CropAT: Leveraging Diffusion-Generated Target-Like Cropped Objects for Pseudo-Label Refinement in Domain-Adaptive Object Detection
Abstract
Unsupervised domain adaptation for object detection (UDAOD) aims to adapt the source detector to the target domain using labeled source data and unlabeled target data. To mitigate the gap between the two domains, existing methods employ the Mean Teacher (MT) framework for domain adaptation, selecting high-quality pseudo-labels generated by the teacher model to supervise the training of the student model. However, the pseudo-labels generated by the teacher model often contain a high proportion of false positive labels, which can mislead the student model and result in a decline in overall performance. In this paper, we propose a novel data augmentation strategy for domain adaptive object detection, Crop Adaptive Teacher (CropAT), to address this problem and improve model performance. We leverage prompt tuning on an off-the-shelf image editing model to generate target-like images from source data, aiming to reduce the domain gap.
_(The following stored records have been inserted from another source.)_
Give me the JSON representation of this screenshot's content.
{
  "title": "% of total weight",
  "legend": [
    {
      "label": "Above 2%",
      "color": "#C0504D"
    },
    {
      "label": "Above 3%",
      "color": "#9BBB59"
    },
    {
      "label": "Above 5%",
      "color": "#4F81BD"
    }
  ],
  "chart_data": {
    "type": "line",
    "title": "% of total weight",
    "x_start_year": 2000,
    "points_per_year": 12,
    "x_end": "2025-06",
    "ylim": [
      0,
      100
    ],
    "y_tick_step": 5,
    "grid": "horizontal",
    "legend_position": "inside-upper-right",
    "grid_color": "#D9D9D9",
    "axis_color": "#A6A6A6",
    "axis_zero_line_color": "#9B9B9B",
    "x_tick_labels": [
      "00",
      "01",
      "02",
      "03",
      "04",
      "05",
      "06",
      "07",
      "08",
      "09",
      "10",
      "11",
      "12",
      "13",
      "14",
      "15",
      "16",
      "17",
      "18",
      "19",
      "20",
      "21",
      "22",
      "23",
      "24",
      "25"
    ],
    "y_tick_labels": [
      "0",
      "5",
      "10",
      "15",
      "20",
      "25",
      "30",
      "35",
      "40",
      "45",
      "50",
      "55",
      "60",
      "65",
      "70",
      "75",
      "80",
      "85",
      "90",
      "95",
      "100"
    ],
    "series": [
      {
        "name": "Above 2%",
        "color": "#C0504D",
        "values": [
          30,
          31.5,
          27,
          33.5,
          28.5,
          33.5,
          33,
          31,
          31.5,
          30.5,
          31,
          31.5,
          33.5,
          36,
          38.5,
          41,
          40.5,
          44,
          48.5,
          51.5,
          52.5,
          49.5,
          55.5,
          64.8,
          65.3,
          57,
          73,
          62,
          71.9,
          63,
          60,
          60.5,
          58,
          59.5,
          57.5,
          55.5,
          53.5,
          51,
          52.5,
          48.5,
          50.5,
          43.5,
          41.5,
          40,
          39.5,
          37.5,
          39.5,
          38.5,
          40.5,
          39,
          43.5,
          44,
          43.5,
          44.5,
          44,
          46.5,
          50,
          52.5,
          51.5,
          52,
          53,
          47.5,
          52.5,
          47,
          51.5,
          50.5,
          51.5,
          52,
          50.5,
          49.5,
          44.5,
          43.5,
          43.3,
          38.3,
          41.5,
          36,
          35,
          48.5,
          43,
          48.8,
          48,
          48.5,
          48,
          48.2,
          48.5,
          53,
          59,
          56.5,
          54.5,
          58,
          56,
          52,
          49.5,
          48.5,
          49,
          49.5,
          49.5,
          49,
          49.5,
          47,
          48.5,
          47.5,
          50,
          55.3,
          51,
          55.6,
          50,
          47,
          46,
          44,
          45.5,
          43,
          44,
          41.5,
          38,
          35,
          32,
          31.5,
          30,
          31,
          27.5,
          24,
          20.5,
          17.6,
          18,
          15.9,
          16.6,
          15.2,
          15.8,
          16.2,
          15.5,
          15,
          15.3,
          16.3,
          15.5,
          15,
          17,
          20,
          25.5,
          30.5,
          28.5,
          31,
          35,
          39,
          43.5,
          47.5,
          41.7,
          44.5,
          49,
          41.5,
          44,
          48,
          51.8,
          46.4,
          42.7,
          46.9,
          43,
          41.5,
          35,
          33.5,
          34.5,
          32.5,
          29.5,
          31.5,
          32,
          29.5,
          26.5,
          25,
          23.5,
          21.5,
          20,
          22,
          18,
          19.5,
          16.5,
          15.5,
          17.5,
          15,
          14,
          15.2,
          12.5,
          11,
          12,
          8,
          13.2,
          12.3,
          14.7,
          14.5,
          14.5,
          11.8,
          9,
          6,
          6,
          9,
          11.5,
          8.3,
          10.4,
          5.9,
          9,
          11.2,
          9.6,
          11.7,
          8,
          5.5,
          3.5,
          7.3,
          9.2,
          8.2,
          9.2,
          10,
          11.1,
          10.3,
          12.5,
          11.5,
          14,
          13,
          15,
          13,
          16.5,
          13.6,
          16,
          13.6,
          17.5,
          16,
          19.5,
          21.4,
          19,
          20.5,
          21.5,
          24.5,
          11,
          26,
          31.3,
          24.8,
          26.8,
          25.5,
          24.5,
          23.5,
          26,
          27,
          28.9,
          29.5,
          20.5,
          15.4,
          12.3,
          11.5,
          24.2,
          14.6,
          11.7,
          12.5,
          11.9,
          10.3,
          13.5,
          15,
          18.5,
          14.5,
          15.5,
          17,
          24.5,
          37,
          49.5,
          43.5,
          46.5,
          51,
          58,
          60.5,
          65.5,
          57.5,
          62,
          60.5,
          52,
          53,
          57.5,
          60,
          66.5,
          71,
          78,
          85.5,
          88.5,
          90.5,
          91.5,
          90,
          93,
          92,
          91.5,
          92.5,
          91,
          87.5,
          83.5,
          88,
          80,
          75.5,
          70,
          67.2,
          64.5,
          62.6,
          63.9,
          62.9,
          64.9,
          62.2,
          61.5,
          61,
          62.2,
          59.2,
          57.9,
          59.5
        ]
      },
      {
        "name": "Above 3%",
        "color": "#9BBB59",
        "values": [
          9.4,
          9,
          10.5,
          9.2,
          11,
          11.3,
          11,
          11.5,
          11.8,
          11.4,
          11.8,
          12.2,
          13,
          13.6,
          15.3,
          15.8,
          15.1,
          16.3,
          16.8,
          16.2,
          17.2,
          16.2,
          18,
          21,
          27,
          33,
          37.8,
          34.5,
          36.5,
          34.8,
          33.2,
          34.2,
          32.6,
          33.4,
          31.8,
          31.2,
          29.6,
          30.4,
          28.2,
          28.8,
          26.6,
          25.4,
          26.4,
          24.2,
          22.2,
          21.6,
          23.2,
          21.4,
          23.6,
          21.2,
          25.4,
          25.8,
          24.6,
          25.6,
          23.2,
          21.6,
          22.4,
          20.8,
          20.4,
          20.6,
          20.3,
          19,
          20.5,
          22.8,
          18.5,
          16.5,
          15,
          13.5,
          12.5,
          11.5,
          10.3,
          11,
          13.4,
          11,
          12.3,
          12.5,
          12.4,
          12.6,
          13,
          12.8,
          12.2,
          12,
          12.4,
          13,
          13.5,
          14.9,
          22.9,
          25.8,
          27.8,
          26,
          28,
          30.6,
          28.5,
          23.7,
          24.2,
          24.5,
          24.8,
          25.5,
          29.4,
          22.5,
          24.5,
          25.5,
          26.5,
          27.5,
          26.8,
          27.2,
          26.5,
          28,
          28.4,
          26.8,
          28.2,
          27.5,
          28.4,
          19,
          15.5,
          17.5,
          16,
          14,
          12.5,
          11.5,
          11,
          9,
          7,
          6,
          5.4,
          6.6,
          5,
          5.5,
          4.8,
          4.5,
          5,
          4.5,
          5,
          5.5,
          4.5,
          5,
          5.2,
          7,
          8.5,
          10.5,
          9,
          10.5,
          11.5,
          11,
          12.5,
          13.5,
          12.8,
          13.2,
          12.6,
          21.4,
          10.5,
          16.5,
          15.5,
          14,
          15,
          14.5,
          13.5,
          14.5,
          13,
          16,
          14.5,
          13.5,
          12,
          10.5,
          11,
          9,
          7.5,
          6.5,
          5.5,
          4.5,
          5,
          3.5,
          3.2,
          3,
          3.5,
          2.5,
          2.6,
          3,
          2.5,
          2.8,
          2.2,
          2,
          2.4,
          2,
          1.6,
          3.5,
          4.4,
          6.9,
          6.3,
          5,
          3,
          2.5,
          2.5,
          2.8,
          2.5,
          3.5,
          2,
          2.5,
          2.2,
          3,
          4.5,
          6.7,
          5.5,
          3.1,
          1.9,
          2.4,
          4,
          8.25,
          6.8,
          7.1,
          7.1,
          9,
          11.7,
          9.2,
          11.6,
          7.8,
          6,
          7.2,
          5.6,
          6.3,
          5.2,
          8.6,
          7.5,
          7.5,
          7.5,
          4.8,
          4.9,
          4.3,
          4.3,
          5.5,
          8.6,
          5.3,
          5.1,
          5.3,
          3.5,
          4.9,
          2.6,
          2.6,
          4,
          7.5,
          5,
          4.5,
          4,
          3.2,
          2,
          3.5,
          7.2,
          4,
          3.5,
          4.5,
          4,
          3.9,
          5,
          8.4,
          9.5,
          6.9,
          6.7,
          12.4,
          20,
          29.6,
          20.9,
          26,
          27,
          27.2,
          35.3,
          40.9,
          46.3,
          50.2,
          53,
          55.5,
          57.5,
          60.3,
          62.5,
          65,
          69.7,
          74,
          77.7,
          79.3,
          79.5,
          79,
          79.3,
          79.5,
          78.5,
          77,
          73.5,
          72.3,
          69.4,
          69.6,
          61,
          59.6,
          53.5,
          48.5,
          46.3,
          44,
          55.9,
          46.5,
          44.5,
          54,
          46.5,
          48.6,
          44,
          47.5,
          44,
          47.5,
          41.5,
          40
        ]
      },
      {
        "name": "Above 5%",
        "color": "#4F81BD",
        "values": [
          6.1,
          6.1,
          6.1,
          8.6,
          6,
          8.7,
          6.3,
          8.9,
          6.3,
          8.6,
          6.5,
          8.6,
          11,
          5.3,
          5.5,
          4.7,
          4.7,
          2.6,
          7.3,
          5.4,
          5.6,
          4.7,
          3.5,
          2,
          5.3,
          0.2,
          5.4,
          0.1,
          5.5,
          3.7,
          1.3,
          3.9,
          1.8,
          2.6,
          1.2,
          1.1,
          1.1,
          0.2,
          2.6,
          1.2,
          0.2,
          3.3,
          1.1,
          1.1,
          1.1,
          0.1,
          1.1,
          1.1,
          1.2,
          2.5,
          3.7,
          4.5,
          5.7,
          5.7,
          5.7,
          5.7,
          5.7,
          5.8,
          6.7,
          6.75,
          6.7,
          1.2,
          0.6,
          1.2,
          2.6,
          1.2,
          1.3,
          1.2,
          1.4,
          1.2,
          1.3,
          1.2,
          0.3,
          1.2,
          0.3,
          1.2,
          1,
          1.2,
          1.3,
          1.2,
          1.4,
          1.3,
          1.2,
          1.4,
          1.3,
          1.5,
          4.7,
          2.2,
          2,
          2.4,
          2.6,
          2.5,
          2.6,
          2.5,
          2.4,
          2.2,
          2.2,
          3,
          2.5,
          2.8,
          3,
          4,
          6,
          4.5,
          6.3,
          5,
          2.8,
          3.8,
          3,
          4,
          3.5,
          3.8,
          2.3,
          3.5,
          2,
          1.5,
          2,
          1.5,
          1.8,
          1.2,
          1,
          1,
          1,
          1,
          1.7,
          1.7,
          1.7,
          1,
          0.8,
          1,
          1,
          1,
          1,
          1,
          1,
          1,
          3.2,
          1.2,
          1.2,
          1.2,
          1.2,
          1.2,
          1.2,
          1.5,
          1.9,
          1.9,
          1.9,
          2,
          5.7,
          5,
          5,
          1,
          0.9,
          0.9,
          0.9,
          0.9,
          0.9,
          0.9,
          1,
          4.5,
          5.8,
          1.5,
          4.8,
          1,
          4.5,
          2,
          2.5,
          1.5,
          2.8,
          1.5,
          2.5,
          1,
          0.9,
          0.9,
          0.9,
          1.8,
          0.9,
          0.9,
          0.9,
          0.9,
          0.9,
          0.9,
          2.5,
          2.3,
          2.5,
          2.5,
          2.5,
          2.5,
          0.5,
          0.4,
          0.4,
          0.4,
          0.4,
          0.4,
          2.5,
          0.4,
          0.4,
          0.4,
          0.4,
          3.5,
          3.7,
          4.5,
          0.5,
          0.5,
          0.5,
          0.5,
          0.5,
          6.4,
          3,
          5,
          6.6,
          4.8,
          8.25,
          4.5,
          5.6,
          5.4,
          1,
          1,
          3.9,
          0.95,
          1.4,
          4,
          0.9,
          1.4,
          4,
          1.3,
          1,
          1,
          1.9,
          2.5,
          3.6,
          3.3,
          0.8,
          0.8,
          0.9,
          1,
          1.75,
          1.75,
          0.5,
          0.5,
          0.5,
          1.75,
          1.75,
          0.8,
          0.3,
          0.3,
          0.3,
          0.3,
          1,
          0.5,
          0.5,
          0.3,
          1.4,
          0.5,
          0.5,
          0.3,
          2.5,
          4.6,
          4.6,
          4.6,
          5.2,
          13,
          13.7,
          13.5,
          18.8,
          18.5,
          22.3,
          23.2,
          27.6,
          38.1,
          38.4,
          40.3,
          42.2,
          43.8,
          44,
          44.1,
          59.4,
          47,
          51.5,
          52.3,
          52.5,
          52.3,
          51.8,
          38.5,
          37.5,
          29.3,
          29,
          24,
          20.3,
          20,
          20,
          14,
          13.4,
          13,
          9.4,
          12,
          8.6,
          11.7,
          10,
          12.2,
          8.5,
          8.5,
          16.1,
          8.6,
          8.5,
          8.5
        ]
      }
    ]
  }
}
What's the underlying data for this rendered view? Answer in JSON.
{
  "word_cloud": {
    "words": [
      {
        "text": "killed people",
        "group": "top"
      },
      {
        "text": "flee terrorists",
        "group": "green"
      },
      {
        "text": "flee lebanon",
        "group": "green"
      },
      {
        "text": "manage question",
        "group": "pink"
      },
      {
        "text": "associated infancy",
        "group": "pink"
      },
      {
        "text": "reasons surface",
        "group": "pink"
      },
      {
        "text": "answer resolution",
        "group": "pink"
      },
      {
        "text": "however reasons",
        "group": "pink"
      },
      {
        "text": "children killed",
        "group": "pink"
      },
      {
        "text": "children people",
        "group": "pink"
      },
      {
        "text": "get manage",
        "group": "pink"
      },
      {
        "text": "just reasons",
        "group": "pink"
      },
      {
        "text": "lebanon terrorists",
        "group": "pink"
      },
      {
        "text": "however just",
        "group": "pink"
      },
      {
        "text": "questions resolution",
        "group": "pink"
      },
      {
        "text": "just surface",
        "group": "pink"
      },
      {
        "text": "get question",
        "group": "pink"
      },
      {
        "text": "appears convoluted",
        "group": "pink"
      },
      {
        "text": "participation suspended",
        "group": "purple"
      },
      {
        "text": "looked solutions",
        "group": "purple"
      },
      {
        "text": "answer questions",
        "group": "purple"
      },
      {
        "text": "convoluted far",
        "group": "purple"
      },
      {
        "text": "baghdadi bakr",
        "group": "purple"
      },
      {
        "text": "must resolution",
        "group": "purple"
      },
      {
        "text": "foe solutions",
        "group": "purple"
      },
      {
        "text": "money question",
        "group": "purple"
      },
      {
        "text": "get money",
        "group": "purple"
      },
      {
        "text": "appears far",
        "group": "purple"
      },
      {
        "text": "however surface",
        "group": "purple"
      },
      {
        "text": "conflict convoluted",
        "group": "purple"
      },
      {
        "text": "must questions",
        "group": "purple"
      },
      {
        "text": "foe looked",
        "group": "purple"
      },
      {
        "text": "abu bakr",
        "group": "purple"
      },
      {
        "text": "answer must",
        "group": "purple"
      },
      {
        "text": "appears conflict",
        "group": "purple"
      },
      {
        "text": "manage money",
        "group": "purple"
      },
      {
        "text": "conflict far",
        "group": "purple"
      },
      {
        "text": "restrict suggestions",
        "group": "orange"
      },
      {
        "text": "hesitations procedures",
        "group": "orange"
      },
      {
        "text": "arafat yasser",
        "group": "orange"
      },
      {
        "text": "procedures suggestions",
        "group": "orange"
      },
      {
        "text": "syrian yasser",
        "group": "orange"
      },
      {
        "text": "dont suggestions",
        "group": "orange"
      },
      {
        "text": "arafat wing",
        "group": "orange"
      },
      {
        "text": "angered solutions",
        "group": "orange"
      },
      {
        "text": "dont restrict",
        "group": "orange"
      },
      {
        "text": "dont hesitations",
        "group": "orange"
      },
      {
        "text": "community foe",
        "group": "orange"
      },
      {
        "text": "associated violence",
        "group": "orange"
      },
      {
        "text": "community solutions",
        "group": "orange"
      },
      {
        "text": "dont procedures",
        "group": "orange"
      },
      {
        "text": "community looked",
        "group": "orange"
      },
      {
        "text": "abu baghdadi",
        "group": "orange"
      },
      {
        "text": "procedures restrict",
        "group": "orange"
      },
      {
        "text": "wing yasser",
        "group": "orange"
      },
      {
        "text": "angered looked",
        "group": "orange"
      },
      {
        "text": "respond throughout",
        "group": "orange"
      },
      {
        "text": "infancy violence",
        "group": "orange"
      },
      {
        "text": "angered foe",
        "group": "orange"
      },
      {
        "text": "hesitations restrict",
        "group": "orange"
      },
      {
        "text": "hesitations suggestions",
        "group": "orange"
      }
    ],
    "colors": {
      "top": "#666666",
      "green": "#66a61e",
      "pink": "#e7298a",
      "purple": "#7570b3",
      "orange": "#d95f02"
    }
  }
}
Additionally, we insert object crops from these target-like images into the unlabeled target data to increase the correct labels within pseudo-labels, consequently decreasing the proportion of false positive pseudo-labels. Our method outperforms existing approaches across multiple benchmarks. For Cityscapes (source) to Foggy Cityscapes (target) adaptation, CropAT achieves 53.2\% mAP on the target domain, surpassing the baseline method and the previous state-of-the-art (SOTA) by 3.9\% and 0.7\%. For PASCAL VOC (source) to Clipart1k (target) adaptation, CropAT achieves 52.2\% mAP, surpassing the baseline method and the previous SOTA by 6.5\% and 3.1\%.